Capital Expenditures Surge, Free Cash Flow Turns Negative $13.2 Billion
The core issue triggering market panic is the out-of-control spending. Last quarter’s capital expenditures reached $12 billion, far exceeding analyst expectations, and management significantly raised the full-year capital expenditure forecast from $35 billion three months ago to about $50 billion — more than doubling the $21.2 billion of the previous fiscal year.
This reckless investment directly impacts Oracle’s cash generation ability. Last quarter’s free cash flow was approximately negative $13.2 billion, not only worse than the market’s expected negative $5.2 billion but also indicating that the company is overdrawing cash to support its AI infrastructure expansion.
To meet financing needs, Oracle recently issued about $18 billion in new debt, pushing its total debt over the trillion-dollar mark. Among large investment-grade tech companies, this debt level is among the highest, and risk pricing in the bond market has risen accordingly — the five-year credit default swap (CDS) cost continues to climb, with investors voting with their feet and expressing concerns about its debt repayment capacity.

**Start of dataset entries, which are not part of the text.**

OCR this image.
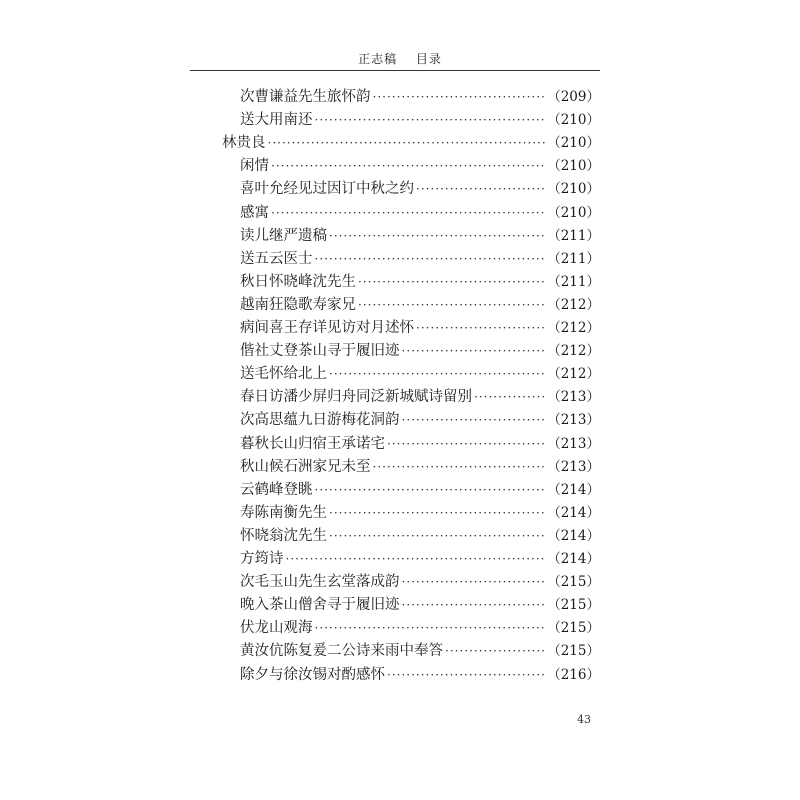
正志稿 目录
次曹谦益先生旅怀韵 ·····	（209）
送大用南还 ·····	（210）
林贵良 ·····	（210）
闲情 ·····	（210）
喜叶允经见过因订中秋之约 ·····	（210）
感寓 ·····	（210）
读儿继严遗稿 ·····	（211）
送五云医士 ·····	（211）
秋日怀晓峰沈先生 ·····	（211）
越南狂隐歌寿家兄 ·····	（212）
病间喜王存详见访对月述怀 ·····	（212）
偕社丈登茶山寻于履旧迹 ·····	（212）
送毛怀给北上 ·····	（212）
春日访潘少屏归舟同泛新城赋诗留别 ·····	（213）
次高思蕴九日游梅花洞韵 ·····	（213）
暮秋长山归宿王承诺宅 ·····	（213）
秋山候石洲家兄未至 ·····	（213）
云鹤峰登眺 ·····	（214）
寿陈南衡先生 ·····	（214）
怀晓翁沈先生 ·····	（214）
方筠诗 ·····	（214）
次毛玉山先生玄堂落成韵 ·····	（215）
晚入茶山僧舍寻于履旧迹 ·····	（215）
伏龙山观海 ·····	（215）
黄汝伉陈复爰二公诗来雨中奉答 ·····	（215）
除夕与徐汝锡对酌感怀 ·····	（216）
43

Cloud Business Shows Strong Growth, But Conversion Speed Matters to Investors
From a business perspective, Oracle is not without highlights. Cloud revenue grew 34% annually to $7.98 billion, accounting for about half of total revenue. Core cloud infrastructure (OCI) revenue increased 68% year-over-year to $4.1 billion, indicating strong demand for its AI-related services.
More notably, the “remaining performance obligations” (RPO), which reflect future revenue, surged to $523 billion, more than quadrupling year-over-year and surpassing market expectations. These orders mainly stem from new contracts with tech giants like Meta and NVIDIA, with the company expecting to generate an additional $4 billion in revenue in FY2027.
However, Wall Street’s questions remain sharp: can these large order commitments be smoothly converted into actual revenue? Can the huge upfront investments be recouped within a reasonable timeframe? These questions have no clear answers, and investor patience is wearing thin.
Management Attempts to Calm the Market, But Confidence Restoration Takes Time
During the earnings call, Oracle’s executives pledged to maintain investment-grade credit ratings and hinted that the actual funding needs might be far lower than external estimates. They proposed diversified financing approaches — allowing customers to bring their own chips, and suppliers to lease rather than sell — which could help synchronize expenditures with cash inflows and reduce net borrowing needs.
Regarding risks of over-reliance on a few large customers, management emphasized that its AI cloud infrastructure is highly flexible and “interchangeable,” capable of quickly reallocating computing resources among different clients. This somewhat alleviates the risk of being “held hostage” by a single customer.
However, these commitments and explanations have limited market impact. The stock price plunged after hours, and since the high point in early September, Oracle has fallen more than 31%. The tepid response from the bond market further indicates that investors’ risk assessment of its aggressive strategy is rising.
Conclusion: The Balancing Act of AI Investment
Oracle has become a microcosm of the current AI capital expenditure frenzy. This earnings wave highlights the fundamental challenge faced by tech companies pursuing AI opportunities: how to balance growth, profitability, and financial health.
Investor patience is being tested. They are no longer satisfied with grand visions and staggering order commitments but are eager to see actual revenue realization, improvements in free cash flow, and gradual debt reduction. Oracle needs to deliver results, not just words, to rebuild market confidence.